Mutations in the p53 pathway are shown to be linked to chemoresistance. What’s strange however is that melanomas display a low frequency of p53 mutations, even though they’re known for being resilient. This could be possible because p53 doesn’t in fact influence treatment responses in these tumors, or the abnormal phosphorylation of p53 by Chk2 kinase.

Figure 2
Three different pathways help to encourage the normal apoptosis of cells: PI3K/AKT/PTEN, NF-kB, and Raf/MAPK. These pathways are summarized in Figure 2 as well. The PI3K (phosphoinositide 3-kinase) pathway is mainly involved in response to multiple mitogens. It targets many things like cell proliferation, migration, and survival. AKT can activate NF-kB, and is regulated by PTEN. PTEN counteracts survival signals and promotes apoptosis. PTEN has been shown to reverse the invasive phenotype of melanoma cells as well, making it a good target for drugs. In short, NF-kB is involved in many things, and has functions in angiogenesis, the cell cycle, differentiation, migration, and survival. It monitors the expression of survival factors which interfere with mitochondrial and death receptor-mediated apoptosis. Regarding the last pathway, mutations here can result in the disengagement of cell cycle controls, metastasis, and the blocking of proapoptotic stimuli. B-Raf, involved with Ras, when mutated may inhibit apoptosis downstream of cytochrome c release, also making it a target for drug therapy.

Melanoma, for reasons not yet known, is more resistant to chemotherapy than other cancers. This could simply be because of a more efficient program for cell death and survival pathways. They suppress critical tumor control mechanisms in both their own cells and other stromal cells. These cells have overcome the consequences of their abnormal hyperproliferation. Mediators of oncogenic activation have been shown to increase the levels of Apaf-1 as well. The reprogramming of cell-cell adhesion molecules in transformed cells may inactivate things like PTEN, and affect other pathways, so that the cell invades uncontrollably and resists apoptosis. The cells also resist outside forces like when traveling in blood vessels and evading the immune system.

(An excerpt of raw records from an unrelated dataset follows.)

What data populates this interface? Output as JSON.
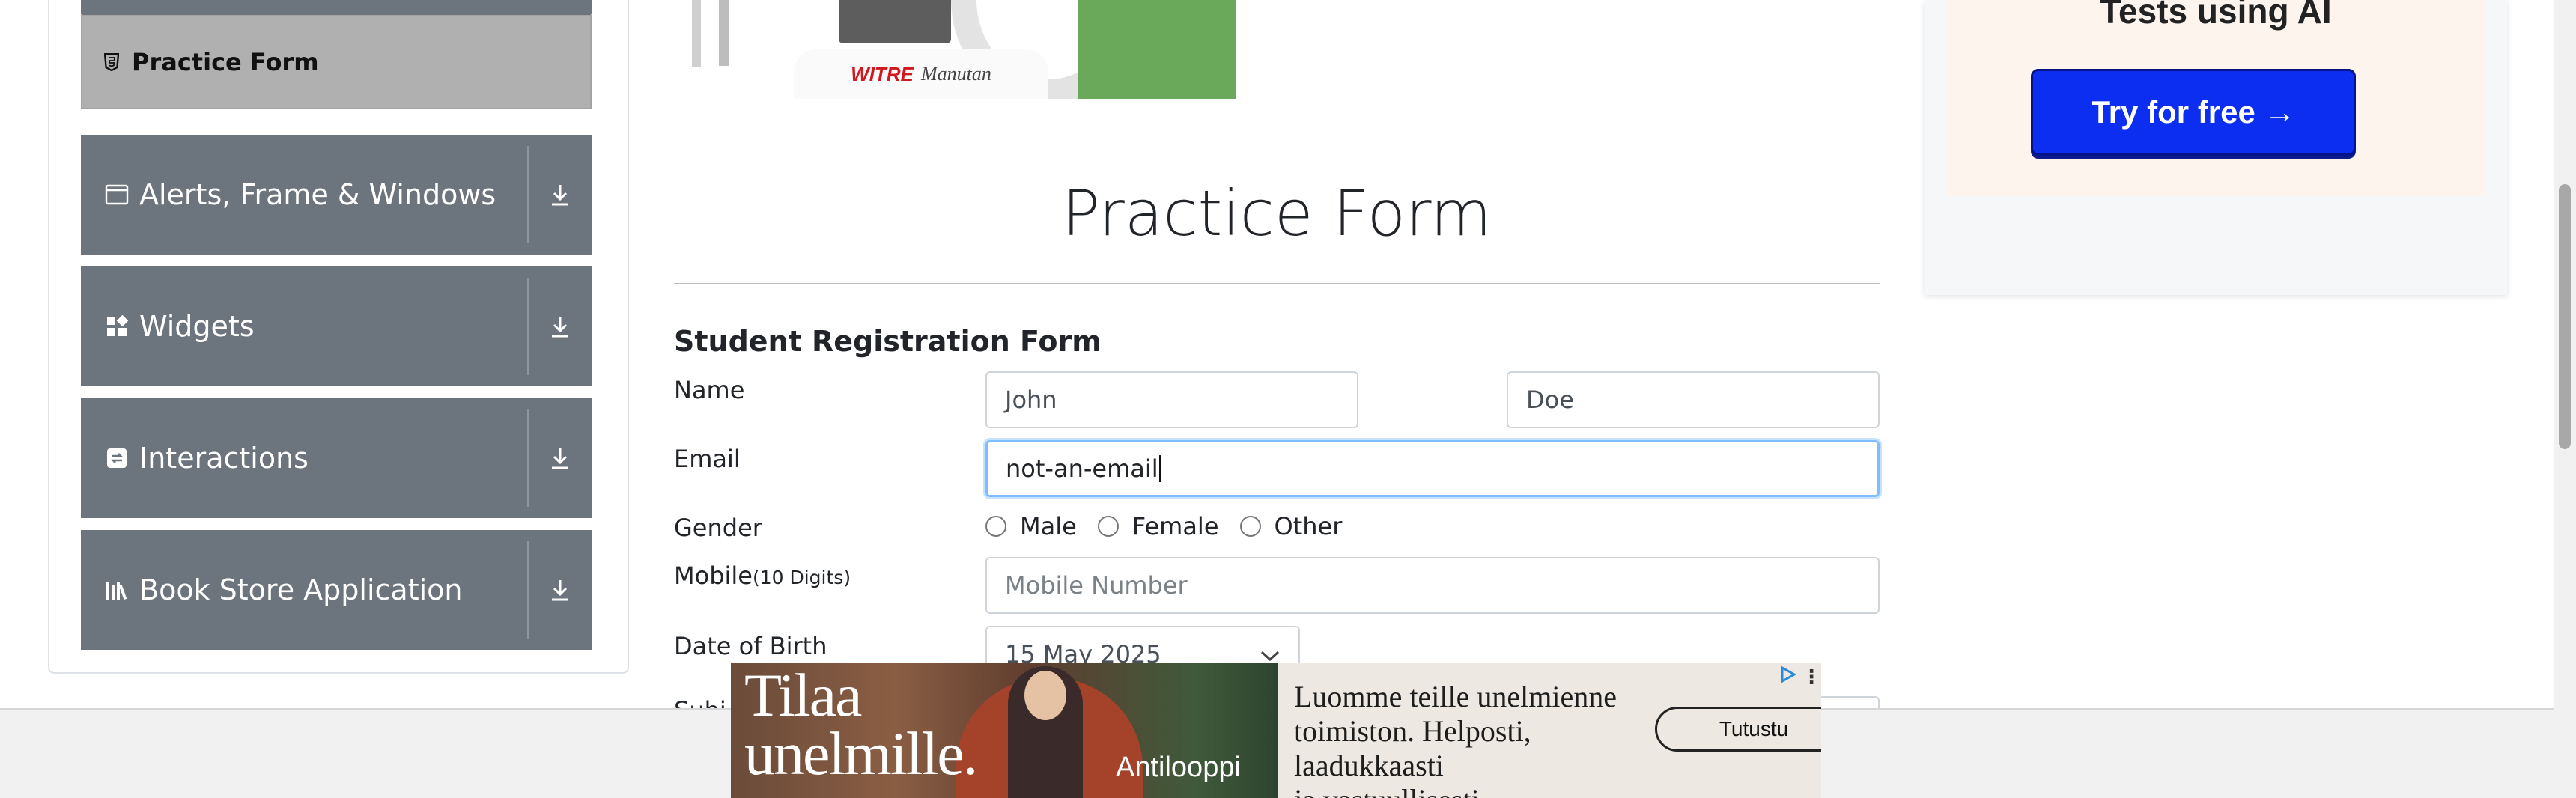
{
  "sidebar": {
    "active_item": {
      "label": "Practice Form",
      "icon": "html5-icon"
    },
    "groups": [
      {
        "label": "Alerts, Frame & Windows",
        "icon": "window-icon"
      },
      {
        "label": "Widgets",
        "icon": "widgets-icon"
      },
      {
        "label": "Interactions",
        "icon": "interactions-icon"
      },
      {
        "label": "Book Store Application",
        "icon": "books-icon"
      }
    ]
  },
  "top_banner": {
    "logo_primary": "WITRE",
    "logo_secondary": "Manutan"
  },
  "main": {
    "page_title": "Practice Form",
    "form_heading": "Student Registration Form",
    "name": {
      "label": "Name",
      "first_value": "John",
      "last_value": "Doe"
    },
    "email": {
      "label": "Email",
      "value": "not-an-email"
    },
    "gender": {
      "label": "Gender",
      "options": [
        "Male",
        "Female",
        "Other"
      ]
    },
    "mobile": {
      "label": "Mobile",
      "hint": "(10 Digits)",
      "placeholder": "Mobile Number"
    },
    "dob": {
      "label": "Date of Birth",
      "value": "15 May 2025"
    },
    "subjects": {
      "label": "Subj"
    }
  },
  "right_ad": {
    "text": "Tests using AI",
    "button": "Try for free →",
    "accent": "#0b2ef0"
  },
  "bottom_ad": {
    "headline_line1": "Tilaa",
    "headline_line2": "unelmille.",
    "brand": "Antilooppi",
    "copy_line1": "Luomme teille unelmienne",
    "copy_line2": "toimiston. Helposti, laadukkaasti",
    "copy_line3": "ja vastuullisesti.",
    "cta": "Tutustu"
  },
  "colors": {
    "sidebar_group": "#6c757d",
    "active_item": "#b0b0b0",
    "focus_border": "#80bdff"
  }
}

Although, unfortunately, this article does not have a specific solution in mind when it comes to treating melanoma, I think that it offers an informative discussion about the control of apoptosis. I think it’s important for doctors and scientists alike to understand the pathways involved in cellular survival and death so that developments can be made both in melanoma treatment and cancer therapy as a whole. Hopefully the cellular mechanisms discussed in this article will lead to improvements in drug therapies for melanoma. I think, from what I read in the article, one of the most promising targets seems to be the NF-kB pathway. Because the pathway is involved in so many essential cell functions (as mentioned in class, it has pleiotropic effects), from regulation of the cell cycle to apoptosis, it would be such an accomplishment to develop a drug which targets even part(s) of this pathway. I think that by targeting something like the IAPs or TRAF (see Figure 2), it would essentially “inhibit the inhibition,” creating two negatives, which would ideally drive extrinsic apoptosis. I know scientists are working to target specific molecules like these to treat melanoma, and relate them to other cancers. How would one design a drug that would only target the pathways in the cancer cells, leaving the healthy surrounding stromal cells untouched? Mentioned at the end of the article is an anticancer proteasome inhibitor PS-341, which as been reported to act selectively on a series of tumor cells without affecting normal counterparts. This, as a coincidence, is associated with the NF-kB pathway! The specificity of this molecule should be studied in order to gain a better understanding of how we can target only certain pathways of certain cells in a cancer patient.